Friendly Favour

Laura Hobson is asked for a very unexpected favour.


She's talking to George Denton when her mobile rings. "Really, George... fish and chips and champagne? Why not a snifter of Armagnac and some Jammie Dodgers while you were at it?" She recognises the ringtone. "Sorry—I've got to take this one." George, as quiet and cooperative as all of her patients, stays motionless on the table while Laura strips off her gloves and grabs her phone. "Hobson."

"Laura? I need a favour." The tone of voice tells her that it's Chief Superintendent Innocent on the phone rather than her friend Jean. And there's a note of worry that she does not like. At all.

"What's wrong?"

A soft sigh confirms her suspicions. "He'll be okay... but James Hathaway has been shot."

Laura listens in appalled silence to the account of a murder suspect shooting James before killing himself. "Jean, I don't understand. Since James, thank God, doesn't need my professional services, what's the favour?"

"I need someone I can trust in the operating theatre to deal with the bullet, while maintaining a clear chain of evidence."

Now she's truly confused. Jean has a flock of SOCOs to call upon, not to mention a vast herd of police officers. Even the greenest DC could be given a scrub suit and a sterile container and be made to stand in a corner of the operating theatre until needed. And how much does chain of evidence really matter when there won't even be a trial? "Jean, what aren't you telling me?"

There's a long silence, then the sound of a slow, deep breath. "James... has wings."

Wings. Dear God. She doesn't know much more about that subject than the average layman. One of her lecturers had devoted part of a unit on medical genetics to congenital disorders. Odd to think of something as beautiful as wings as a disorder, but that's how it's officially classified. There'd been slides of famous winged people, from P.T. Barnum's Tahatan (The Sioux Hawk Boy) to the 1920s silent film actress Angela "Angel" Morgan to the anonymous 'Patient W' who'd let himself be studied by a research team at Barts for seven years, then left his body to science.

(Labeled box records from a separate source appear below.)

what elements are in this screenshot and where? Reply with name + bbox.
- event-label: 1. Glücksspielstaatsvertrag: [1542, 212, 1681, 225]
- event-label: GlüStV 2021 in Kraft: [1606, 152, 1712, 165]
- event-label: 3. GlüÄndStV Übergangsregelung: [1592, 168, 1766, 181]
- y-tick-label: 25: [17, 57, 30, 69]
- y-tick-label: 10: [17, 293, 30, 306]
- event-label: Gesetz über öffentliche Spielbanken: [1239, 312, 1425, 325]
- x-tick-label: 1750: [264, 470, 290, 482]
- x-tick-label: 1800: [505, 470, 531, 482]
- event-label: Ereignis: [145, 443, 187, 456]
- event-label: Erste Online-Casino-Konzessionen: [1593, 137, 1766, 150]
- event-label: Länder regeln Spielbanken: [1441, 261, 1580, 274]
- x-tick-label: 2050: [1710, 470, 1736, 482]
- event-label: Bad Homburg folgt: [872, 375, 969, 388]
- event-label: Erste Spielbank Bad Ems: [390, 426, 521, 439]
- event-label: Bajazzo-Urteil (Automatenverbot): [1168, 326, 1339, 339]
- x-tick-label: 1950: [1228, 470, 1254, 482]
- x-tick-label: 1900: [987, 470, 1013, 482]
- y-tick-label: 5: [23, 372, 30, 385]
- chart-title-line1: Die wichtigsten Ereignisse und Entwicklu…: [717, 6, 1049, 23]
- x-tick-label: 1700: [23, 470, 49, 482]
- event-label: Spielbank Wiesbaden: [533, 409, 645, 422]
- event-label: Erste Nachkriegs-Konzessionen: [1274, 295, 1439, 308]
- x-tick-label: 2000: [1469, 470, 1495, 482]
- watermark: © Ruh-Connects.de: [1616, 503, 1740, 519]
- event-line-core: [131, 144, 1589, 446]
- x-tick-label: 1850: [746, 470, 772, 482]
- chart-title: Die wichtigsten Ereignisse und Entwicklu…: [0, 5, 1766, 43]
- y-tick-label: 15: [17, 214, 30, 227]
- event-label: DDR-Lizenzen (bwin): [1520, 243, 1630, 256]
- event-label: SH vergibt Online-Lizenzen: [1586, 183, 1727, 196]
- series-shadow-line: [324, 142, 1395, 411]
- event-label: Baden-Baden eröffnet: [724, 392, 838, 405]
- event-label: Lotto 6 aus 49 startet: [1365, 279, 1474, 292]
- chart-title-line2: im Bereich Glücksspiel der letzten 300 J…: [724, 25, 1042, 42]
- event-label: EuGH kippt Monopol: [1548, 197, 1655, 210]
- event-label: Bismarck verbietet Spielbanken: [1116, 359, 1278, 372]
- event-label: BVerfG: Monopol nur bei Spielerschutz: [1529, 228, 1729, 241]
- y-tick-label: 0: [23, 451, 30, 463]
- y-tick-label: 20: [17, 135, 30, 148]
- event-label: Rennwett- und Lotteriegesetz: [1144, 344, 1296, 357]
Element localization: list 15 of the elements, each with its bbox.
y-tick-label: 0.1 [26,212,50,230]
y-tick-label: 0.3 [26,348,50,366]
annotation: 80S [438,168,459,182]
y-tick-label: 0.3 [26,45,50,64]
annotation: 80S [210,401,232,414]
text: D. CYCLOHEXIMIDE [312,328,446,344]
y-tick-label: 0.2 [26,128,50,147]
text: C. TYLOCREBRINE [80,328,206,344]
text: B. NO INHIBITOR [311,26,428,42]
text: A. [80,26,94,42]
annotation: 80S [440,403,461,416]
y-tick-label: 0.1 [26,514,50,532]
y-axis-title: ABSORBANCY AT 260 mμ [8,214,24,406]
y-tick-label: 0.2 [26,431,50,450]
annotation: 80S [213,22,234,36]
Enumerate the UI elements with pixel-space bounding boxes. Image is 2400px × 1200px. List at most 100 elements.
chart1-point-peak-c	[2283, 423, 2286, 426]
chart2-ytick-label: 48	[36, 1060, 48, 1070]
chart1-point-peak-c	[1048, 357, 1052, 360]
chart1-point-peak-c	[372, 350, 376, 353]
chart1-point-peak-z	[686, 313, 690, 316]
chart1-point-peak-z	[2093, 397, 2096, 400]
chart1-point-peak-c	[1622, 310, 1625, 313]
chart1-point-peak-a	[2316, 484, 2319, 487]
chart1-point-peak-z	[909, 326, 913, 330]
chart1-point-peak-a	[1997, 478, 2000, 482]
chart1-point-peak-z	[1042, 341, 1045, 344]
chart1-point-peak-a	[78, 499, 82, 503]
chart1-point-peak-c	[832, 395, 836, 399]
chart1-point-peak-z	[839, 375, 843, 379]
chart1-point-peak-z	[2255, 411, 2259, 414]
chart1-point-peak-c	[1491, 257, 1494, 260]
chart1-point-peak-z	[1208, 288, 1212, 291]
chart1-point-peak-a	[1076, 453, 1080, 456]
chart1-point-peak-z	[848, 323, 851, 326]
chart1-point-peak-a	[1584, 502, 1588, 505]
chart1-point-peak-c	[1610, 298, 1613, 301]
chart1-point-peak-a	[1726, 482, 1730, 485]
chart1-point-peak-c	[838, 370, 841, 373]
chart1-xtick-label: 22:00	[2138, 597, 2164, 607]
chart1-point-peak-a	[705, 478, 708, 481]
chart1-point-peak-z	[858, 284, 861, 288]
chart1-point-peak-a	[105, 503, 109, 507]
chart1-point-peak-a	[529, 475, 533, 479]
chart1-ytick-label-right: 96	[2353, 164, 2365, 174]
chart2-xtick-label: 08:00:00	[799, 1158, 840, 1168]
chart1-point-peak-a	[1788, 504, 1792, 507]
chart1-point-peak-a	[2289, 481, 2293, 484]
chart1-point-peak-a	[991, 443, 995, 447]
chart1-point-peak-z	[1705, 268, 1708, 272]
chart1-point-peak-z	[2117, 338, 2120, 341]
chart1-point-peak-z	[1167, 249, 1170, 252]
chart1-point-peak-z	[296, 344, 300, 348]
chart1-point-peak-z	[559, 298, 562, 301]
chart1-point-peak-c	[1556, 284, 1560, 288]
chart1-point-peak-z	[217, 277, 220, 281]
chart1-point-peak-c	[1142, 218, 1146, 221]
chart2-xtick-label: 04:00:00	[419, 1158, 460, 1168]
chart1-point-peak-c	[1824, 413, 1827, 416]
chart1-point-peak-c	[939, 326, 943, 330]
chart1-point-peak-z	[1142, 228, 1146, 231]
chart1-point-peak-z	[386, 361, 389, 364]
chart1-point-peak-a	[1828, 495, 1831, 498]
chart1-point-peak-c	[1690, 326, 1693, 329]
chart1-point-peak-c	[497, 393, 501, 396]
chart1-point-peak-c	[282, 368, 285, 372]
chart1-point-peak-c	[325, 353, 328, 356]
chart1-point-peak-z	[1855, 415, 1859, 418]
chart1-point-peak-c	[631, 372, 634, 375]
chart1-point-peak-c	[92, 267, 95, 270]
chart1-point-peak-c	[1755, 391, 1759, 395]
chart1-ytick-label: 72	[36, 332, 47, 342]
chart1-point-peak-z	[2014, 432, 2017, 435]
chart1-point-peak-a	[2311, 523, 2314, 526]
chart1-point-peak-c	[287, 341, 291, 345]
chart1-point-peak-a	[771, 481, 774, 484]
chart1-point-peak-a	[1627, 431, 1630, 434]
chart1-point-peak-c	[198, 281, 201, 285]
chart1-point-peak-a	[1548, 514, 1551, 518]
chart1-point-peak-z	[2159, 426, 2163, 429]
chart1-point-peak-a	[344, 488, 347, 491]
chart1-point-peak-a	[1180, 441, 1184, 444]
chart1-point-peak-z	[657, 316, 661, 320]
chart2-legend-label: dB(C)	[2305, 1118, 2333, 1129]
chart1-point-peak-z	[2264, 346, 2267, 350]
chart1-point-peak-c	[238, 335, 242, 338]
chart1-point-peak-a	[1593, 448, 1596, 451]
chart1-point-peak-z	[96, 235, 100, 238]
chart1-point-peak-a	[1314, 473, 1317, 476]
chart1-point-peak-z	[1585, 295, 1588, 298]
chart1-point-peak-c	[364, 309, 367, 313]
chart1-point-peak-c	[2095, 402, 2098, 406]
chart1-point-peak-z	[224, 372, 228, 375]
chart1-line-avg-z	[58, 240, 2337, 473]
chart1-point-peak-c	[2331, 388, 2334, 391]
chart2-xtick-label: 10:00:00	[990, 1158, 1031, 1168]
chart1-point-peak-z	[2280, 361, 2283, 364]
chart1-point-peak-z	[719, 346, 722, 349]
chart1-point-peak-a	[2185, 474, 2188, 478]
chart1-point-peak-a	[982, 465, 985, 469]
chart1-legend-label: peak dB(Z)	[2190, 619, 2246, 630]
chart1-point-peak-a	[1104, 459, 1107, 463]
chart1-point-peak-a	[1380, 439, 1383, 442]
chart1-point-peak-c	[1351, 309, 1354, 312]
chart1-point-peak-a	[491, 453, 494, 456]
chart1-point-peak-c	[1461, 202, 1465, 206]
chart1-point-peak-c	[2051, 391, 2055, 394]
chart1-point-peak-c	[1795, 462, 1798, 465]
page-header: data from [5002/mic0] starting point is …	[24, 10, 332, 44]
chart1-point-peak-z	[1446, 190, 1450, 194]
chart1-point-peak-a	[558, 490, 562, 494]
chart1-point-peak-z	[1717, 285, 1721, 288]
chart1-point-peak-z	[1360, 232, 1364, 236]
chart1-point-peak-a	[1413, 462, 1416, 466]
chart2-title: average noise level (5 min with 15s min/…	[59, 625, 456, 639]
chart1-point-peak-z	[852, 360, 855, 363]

The genetic markers for alation—wingedness—are highly distinctive. Is Jean aware that the bullet will have to be cleaned of all traces of James's blood if she wants to protect his privacy? That, and a million other questions spin through her mind, but the one that makes it out of her mouth is, "Does Robbie know?"

Another, briefer pause. "Not yet."

"Are you sure? Those two are as close as bread and jam."

"True enough," Jean replies, "and I daresay that James has told his governor things that no one else knows. But this particular secret—you didn't see how nervous he was when he had to tell me. He hid it very well behind that polite public-school mask of his, but he was terrified. He looked like an early Christian martyr facing the lions."

"Pious? Defiant?"

"Quietly resigned to his fate. Look, Laura, I've got to go. Robbie will be here any moment, and I have to intercept him and explain the situation."

She doesn't envy Jean that conversation. "I can be there in thirty minutes. That all right?"

"That's fine. The surgeon is flying down from Edinburgh. Sir Andrew Morrison."

It takes a few seconds for the name to register. "Morrison? Brilliant. James will be in the best possible hands." They exchange a few more details, then Laura clicks 'end'. She walks back to the autopsy table. "Sorry, George. We'll have to finish up tomorrow. There's a friend who needs my assistance." She envisions James, face pale and eyes heavy-lidded, probably dopey on pain medications. And then she envisions another, nearby face, lined with worry, and aching as though the bullet had torn his own flesh. "Two friends."


Note: This takes place during Chapter 1 of If I Speed Away.